Rep. Bernadette Herrera reminded the Small Business Corporation (SBC) to disburse all 2022 microlending funds they currently have until December 31.
SBS is an affiliate and the financing arm of the Department of Trade and Industry (DTI) with the mission of providing financial initiatives for Micro, Small, and Medium Enterprises (MSMEs).
Microlending is one of the most immediate and effective ways to mitigate the impact of high inflation, fuel prices, and bank financing rates.
Because SBC will receive the new 2023 microlending funds in next year's budget, any remaining 2022 SBC loanable funds for MSMEs should be distributed by end of the year in accordance with the 2022 General Appropriations Act.
SBC received a P2 billion national government subsidy for the “Pondo para sa Pagbabago at Pag-Asenso (P3)” which is a microfinance program for the MSMEs.
“By now, SBC should have addressed their personnel shortages they complained of months ago.” Herrera said.
However, SBC replied that they were unable to swiftly disburse their P3 program funding because their personnel complement was insufficient to satisfy the high volume of P3 microlending applications.

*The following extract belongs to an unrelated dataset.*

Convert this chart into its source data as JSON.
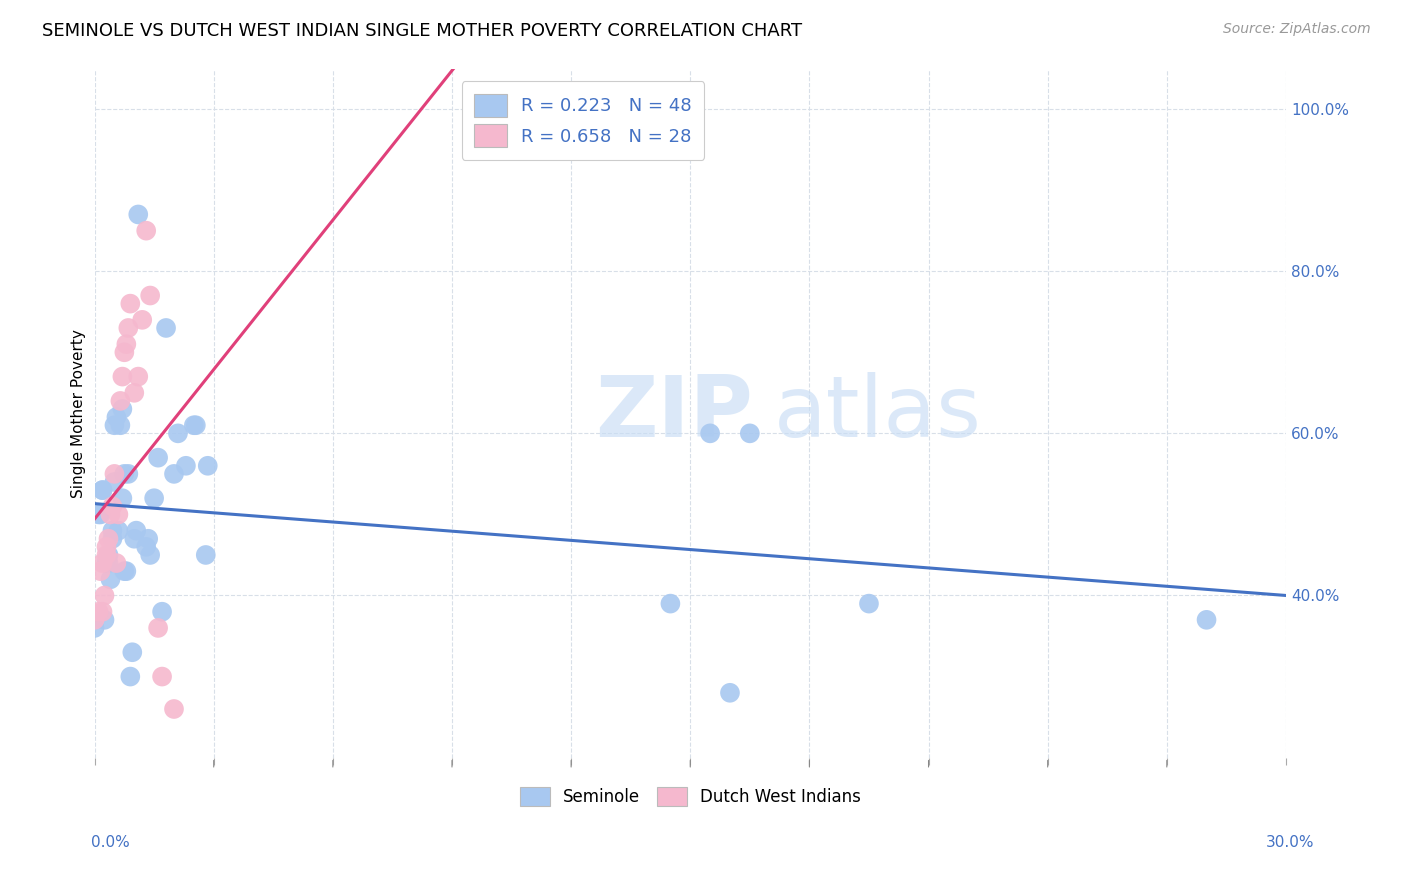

If SBC will not be able to attend to this situation, they would be held accountable in the weeks ahead.
Herrera said that the DTI should deploy discounted consumer goods with the holidays nearing.
DTI can do strategic deployment of discounted consumer products and noche buena items to groups of informal settlers in the coming weeks because they are the ones who need those discounted goods the most.
“They can deploy in November and build up to December so the poor in informal settler communities in the cities can have food and necessities to make it through Christmas and into the new year.” Herrera added.